Mort en l’an 2000, John Sladek semble bien oublié de nos jours. Né dans l’Iowa, il est cependant à Londres en plein cœur de la New Wave britannique, et de la revue New Worlds qui rassemble Michael Moorcock, Brian Aldiss ou encore J. G. Ballard. Il écrit d’abord deux romans avec son compatriote Thomas Disch, dont seul Black Alice a été traduit en français. Il publie ensuite des romans de science-fiction déjantés, comme Mécasme ou L’Effet Müller-Fokker, sur lesquels il faudra revenir, ainsi qu’un recueil de nouvelles, Un garçon à vapeur, magistrale suite de pastiches des grands maîtres de la science-fiction.
Il publie aussi deux romans policiers, liés par le même détective, Thackeray Phin : L’Aura maléfique et L’Invisible Monsieur Levert. Ce dernier roman, Invisible Green, est d’abord traduit en 1979 dans la collection « Red Label » des éditions PAC. Il reparaît dans la traduction de Jean-Paul Gratias en 1987, dans la collection « Polars » de Clancier-Guénaud. Cette collection, dirigée par François Guérif, publia entre autres des romans et recueils de nouvelles de John Dickson Carr, Mildred Davis, David Goodis et surtout Fredric Brown.
Le roman commence en automne 1939, à Londres, lors de la séance photo d’un club d’amateurs de romans policiers, « Les Maître du mystère ». Cette passion commune rassemble des personnages hétéroclites, du militaire paranoïaque à l’artiste peintre bohème, en passant par l’aristocrate alcoolique, le chimiste timide et l’agent de police sadique. Sans oublier Miss Dorothea Pharaoh, la seule femme du groupe. La réunion ne fait que souligner des dissensions déjà vives :
Un jour, alors que la boisson l’avait rendu malheureusement trop loquace, il avait livré à Latimer le fond de sa pensée. Il l’avait hurlé, à vrai dire :
« Un vice répugnant, vous dis-je ! Il faut y mettre un terme immédiatement, mon garçon, avant de devenir idiot. »
Rougissant jusqu’aux oreilles, le pauvre garçon avant tenté de se justifier en bégayant de plus belle, mais Sir Tony poursuivait déjà :
« Vous devez absolument vous reprendre en main ! »
Mais Hyde était intervenu.
« C’est justement ce qu’il ne faut pas faire ! »

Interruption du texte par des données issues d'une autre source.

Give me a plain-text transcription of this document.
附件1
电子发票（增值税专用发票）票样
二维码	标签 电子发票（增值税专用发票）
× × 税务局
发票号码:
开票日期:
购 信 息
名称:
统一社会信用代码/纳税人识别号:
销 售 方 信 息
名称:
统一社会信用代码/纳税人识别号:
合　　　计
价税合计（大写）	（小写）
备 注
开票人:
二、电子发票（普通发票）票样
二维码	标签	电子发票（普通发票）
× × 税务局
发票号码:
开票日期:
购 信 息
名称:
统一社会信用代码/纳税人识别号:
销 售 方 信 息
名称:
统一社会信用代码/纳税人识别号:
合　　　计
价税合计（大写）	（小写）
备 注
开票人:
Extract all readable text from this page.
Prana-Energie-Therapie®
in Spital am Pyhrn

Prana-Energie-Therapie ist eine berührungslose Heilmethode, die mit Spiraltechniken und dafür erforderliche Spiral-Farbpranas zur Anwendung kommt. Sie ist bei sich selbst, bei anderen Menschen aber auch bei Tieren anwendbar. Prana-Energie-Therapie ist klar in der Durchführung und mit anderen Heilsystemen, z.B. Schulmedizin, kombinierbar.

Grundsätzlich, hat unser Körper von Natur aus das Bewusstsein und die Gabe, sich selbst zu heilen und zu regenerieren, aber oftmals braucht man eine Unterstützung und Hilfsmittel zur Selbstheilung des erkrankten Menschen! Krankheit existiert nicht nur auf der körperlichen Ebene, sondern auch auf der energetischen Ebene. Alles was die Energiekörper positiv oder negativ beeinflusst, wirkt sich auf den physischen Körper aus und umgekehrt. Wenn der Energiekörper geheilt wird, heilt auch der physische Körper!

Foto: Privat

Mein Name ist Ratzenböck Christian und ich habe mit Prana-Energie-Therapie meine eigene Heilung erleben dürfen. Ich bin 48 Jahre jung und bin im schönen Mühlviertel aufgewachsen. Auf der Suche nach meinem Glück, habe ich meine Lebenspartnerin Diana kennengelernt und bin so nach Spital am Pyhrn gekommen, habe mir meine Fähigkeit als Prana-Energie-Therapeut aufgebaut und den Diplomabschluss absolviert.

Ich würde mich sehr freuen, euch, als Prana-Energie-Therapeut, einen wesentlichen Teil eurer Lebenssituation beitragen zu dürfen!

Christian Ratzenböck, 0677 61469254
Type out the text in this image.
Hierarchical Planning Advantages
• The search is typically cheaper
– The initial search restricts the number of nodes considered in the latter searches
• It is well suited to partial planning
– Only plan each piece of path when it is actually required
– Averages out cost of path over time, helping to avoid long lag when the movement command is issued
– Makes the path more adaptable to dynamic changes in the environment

Trente-cinq ans plus tard, Miss Pharaoh décide de réunir les anciens « maîtres du mystère » pour la première fois depuis la fin de la guerre. Le plus âgé d’entre eux est mort, tous les autres ont traversé les années, fait carrière dans leur domaine, et accueillent chacun à sa manière cette invitation inattendue. Le paranoïaque major Stokes, qui notait déjà toutes les déclarations de ceux qui l’entouraient, téléphone à Dorothea pour lui révéler qu’il est la proie d’un certain Levert, qui menace de le tuer et a déjà fait un sort à son chat. Ébranlée, Miss Pharaoh décide d’en parler à son ami détective, Thackeray Phin, qui se met alors en planque devant le domicile du vieillard. Le lendemain, quand il sonne à la porte du major, celui-ci est déjà mort.
Le reste du roman sera le récit de l’élucidation de ce crime parfait, qui renouvelle le thème du meurtre en chambre – en l’occurrence, dans les toilettes. Cette précision n’est pas inutile, tant le roman regorge de détails incongrus, depuis les manies des différents personnages aux circonstances inexplicables des meurtres, en passant par les jeux sur le chromatisme ou les écrits délirants du major Stokes. Car il y aura encore deux assassinats, tous ayant pour victimes d’anciens membres du club. L’élément le moins farfelu du roman n’est pas l’enquêteur mis en vedette : comme l’annonce son nom insolite, Thackeray Phin est le type même du détective excentrique. Le trait le plus voyant de cette excentricité se trouve être ses tenues extravagantes : en plus de vêtements criards, il arbore généralement, et avec le plus grand naturel, un casque colonial… Mais c’est surtout un esprit brillant, capable de déchiffrer les codes les plus tirés par les cheveux. Après des chapitres à tourner en rond sans comprendre grand-chose de l’imbroglio de fausses pistes et de détails bizarres, la solution lui parviendra avec l’aide d’indices communiqués d’outre-tombe par l’une des victimes.
Une lecture parfaite pour les amateurs d’énigmes tordues et d’humour noir loufoque.